Two ultrasonic probes are axially arranged on the pipeline and are staggered with the FSM probes. After the installation of the multi sensor monitoring model, it is sealed with glue and buried. The monitoring data are transmitted to the data analysis center, where the final calculation of the remaining wall thickness is carried out at the thickness decision-level fusion. The bolded data represent the remaining wall thickness data measured by different sensors at the same monitoring point of the pipeline. There is a significant difference between the monitoring results of the FSM system and the UT system. After fusion, the remaining wall thickness in the measurement area of the pipeline is obtained, and the credibility of the measurement value is enhanced. Additionally, the multi-sensor fusion monitoring model also reduces the impact of the FSM probe failure.
Figure 8 shows the curve of pipe thickness change after 10 months of monitoring. Although the overall trend in the FSM monitoring values is consistent with that of the ultrasonic monitoring values, the drift of the FSM is relatively large (with larger fluctuations as well). The ultrasonic sensor used in this study is equipped with a thermocouple temperature sensor to collect the temperature data near the ultrasonic probe. The ultrasonic sound velocity is corrected according to the corresponding temperature (temperature–sound velocity relationship curve), which reduces the influence of temperature on the ultrasonic sensor. Then, based on the fusion model proposed in this article, the FSM data are corrected.
Table 6 presents the statistical results of the pipeline thickness at the same point monitored by different methods over a period of 10 days.
Figure 9 shows the curves representing the changes in pipeline thickness data monitored by different methods. It can be seen that the FSM has a large drift and a large standard deviation. The standard deviations of the UT and fusion model methods are relatively smaller. The statistical results show that the fusion model method proposed in this paper has better stability and smaller drift compared to the single FSM.

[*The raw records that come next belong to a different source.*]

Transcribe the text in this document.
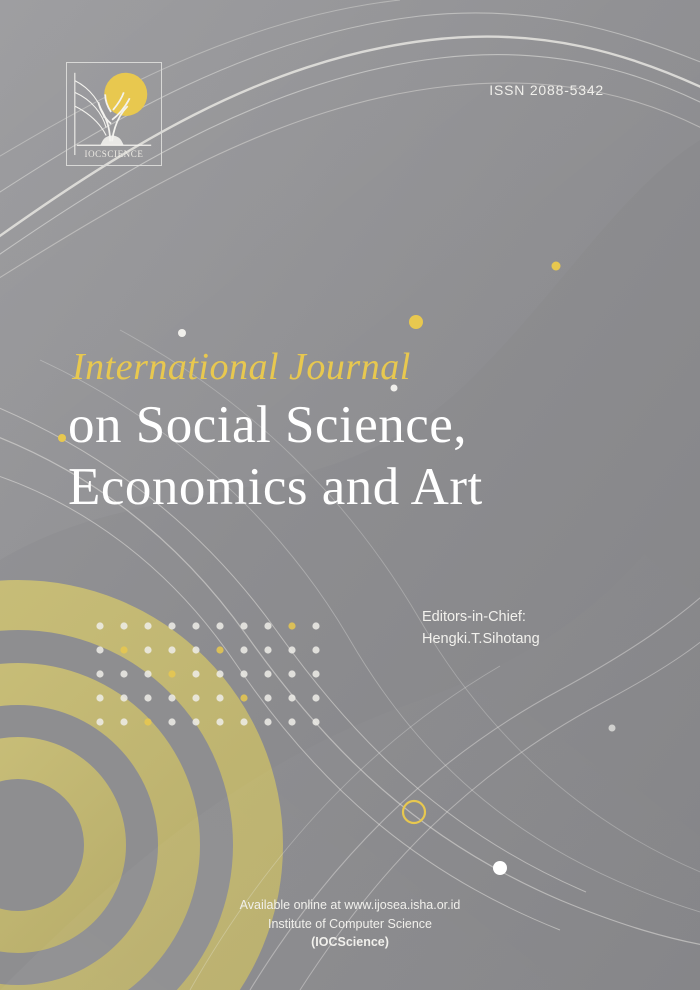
IOCSCIENCE
ISSN 2088-5342
International Journal
on Social Science,
Economics and Art
Editors-in-Chief:
Hengki.T.Sihotang
Available online at www.ijosea.isha.or.id
Institute of Computer Science
(IOCScience)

After using the model proposed in this paper for multi-sensor data fusion, the fluctuations in the fusion results are significantly reduced, and the monitoring results become more stable and reliable. The existing pipeline corrosion monitoring technologies mainly employ a single type of sensor. Especially for the FSM technology, there is currently no effective method to completely eliminate drift [
12,
13,
14,
15]. This paper innovatively establishes the sensor layout of FSM and UT, and enhances the reliability and measurement accuracy of the FSM monitoring system by the fusion model. The multi-sensor fusion monitoring model, due to long-term fixed monitoring (such as underground installation), requires the system to have good fault-tolerance and stability. If a pair of FSM probes or an ultrasonic probe in the monitoring system fails in coupling or installation, the data from other sensors will compensate for the missing or erroneous part. This approach enhances the stability of the monitoring system, providing the necessary conditions for long-term monitoring.